I picked up our plates and brought them
into the kitchen, which was as immaculate as the living room. Instead of leaving the
dishes in the sink as I might have done anywhere else, I washed them carefully, trying not
to make any noise, and left them on the draining board to dry. I was breathing slowly and
deeply. It was very clear to me that nothing unexpected was going to happen here. No one
was looking at me. No one was going to wake up and ask me to justify myself, and while I
was staying here I didn't need to worry about anything at all. I woke Michael, who
mumbled, looked around with slightly crazed eyes, and staggered up to bed leaving his
jacket and shoes on the sofa. I sat for a while longer, listening to the sounds of cars on
the road outside the estate, and then I went upstairs.
I folded my suit neatly and hung it from a
hook on the back of the bedroom door. I brushed my teeth in the bathroom, my toes curling
in the plush, soft bathroom mat. Even the safety razors were arranged symmetrically on the
glass shelf above the sink, and the mirrors were so spotless that I felt compelled to wipe
off my water splashes with a piece of toilet paper.
Sitting in bed and trying to meditate, I
began to realize how at peace I felt. I realized that for the last couple of hours, ever
since leaving the play with Michael, I had completely forgotten all the good and bad
things in my life. I'd forgotten to think about my girlfriend, and whether or not we were
breaking up. I'd forgotten to think about work, and how people saw me, and spiritual
life – everything had gone. My mind drifted, and recent memories mingled with the here and now.
The actors and their voices. Boats on the water. Tea and television. The fireplace and the
furniture. Michael's sleepy breathing, and the gurgle of the bathroom taps. This
room, its feeling of safety and calm.
Nothing special was happening, and yet I
felt like I'd understood something important. I rummaged in my suitcase to find a
biro and the only paper I had: a copy of Viz magazine. I turned to the back, to an
advertisement for an X-Files DVD box which featured a woman with a shaved head, and the
banner: I HAVE SEEN THE FUTURE 26 TIMES. I wrote this.
Life is very simple.
We all do what we truly want and need to do.
It all gets complicated by should, would, might.
It isn't deep or hidden, just immediate, present.
It is clear, available.
Meaning is based on paradox but not mystery. Paradox disturbs us but mystery heals
us.
Is any of this 'true'?
Just awake, open, clear, honest.
Not an end-point. No fireworks. I haven't realized any thing. I'm just
feeling clear and simple, uncluttered, free and unthreatened, and I wanted to write some
of it down.
I sat for a little longer, and then
I put away the magazine and pen and sat in bed looking at the walls and the ceiling.
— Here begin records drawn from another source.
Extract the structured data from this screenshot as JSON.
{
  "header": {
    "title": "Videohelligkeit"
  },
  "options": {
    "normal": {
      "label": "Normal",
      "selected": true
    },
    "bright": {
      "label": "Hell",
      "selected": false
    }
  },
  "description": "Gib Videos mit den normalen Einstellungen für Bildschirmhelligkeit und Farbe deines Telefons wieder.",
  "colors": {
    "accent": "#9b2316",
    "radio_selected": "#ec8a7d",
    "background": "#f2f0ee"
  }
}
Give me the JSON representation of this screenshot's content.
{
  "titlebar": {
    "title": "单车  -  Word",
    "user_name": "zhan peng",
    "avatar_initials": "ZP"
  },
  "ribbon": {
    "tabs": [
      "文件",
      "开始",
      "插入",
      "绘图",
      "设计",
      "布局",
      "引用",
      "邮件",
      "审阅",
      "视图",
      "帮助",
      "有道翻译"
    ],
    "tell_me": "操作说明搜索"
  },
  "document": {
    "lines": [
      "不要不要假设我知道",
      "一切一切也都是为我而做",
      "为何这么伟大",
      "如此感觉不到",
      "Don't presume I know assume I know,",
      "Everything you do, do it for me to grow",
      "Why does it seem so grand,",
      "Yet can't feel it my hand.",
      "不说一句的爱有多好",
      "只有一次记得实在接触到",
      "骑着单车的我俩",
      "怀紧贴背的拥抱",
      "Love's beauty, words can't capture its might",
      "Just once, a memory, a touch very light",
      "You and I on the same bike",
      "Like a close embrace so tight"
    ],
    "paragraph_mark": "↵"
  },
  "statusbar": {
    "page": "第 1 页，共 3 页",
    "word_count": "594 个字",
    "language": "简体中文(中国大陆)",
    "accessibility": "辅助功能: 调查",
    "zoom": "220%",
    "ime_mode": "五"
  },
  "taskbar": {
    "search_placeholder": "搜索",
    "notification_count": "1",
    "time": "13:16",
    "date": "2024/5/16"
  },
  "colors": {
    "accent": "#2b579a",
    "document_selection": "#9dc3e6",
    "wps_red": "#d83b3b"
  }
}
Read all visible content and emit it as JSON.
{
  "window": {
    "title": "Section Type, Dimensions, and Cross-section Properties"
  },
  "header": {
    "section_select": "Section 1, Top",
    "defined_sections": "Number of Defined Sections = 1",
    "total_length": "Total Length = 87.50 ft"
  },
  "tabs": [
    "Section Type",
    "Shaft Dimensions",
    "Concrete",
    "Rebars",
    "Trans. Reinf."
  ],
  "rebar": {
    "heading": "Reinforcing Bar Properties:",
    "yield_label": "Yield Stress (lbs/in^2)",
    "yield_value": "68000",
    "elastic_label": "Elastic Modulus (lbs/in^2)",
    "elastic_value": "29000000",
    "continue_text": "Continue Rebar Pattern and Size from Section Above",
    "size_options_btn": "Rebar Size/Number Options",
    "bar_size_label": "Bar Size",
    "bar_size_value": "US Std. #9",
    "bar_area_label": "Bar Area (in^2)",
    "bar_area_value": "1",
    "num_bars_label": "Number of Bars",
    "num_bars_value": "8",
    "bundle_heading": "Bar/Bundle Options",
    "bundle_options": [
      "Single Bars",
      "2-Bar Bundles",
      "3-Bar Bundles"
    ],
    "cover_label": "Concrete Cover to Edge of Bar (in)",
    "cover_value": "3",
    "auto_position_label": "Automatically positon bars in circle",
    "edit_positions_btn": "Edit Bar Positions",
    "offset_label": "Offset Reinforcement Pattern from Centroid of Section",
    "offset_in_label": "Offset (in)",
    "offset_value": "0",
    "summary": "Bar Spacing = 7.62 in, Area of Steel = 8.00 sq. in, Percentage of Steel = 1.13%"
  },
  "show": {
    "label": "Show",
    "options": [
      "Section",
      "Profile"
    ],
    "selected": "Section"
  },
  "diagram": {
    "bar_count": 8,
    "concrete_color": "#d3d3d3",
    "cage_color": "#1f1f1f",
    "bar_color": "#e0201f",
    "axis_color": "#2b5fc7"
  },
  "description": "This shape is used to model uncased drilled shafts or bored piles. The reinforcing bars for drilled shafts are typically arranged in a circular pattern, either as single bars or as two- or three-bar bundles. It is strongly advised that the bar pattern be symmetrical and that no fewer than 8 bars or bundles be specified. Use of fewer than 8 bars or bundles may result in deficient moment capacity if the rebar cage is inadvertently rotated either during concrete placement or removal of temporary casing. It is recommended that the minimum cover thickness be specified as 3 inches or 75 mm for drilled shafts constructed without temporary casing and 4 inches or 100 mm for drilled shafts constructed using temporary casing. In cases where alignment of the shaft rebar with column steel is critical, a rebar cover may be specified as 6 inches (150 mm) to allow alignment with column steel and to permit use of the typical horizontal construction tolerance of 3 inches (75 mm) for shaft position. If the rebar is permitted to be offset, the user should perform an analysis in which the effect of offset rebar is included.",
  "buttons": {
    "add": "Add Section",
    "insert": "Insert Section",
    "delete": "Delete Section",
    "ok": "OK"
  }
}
There
was no sound, no hint of anything outside the room. There was no sense of anything to
come, or any particular feeling of who I was or what I wanted. It was just a moment like
any other, but I was noticing what a moment actually is.
It doesn't matter who we are. In this
moment, all our past has never happened. Everything is uncertain and mysterious; this is certain, and there is no mystery about it. I turned out the light and went to sleep.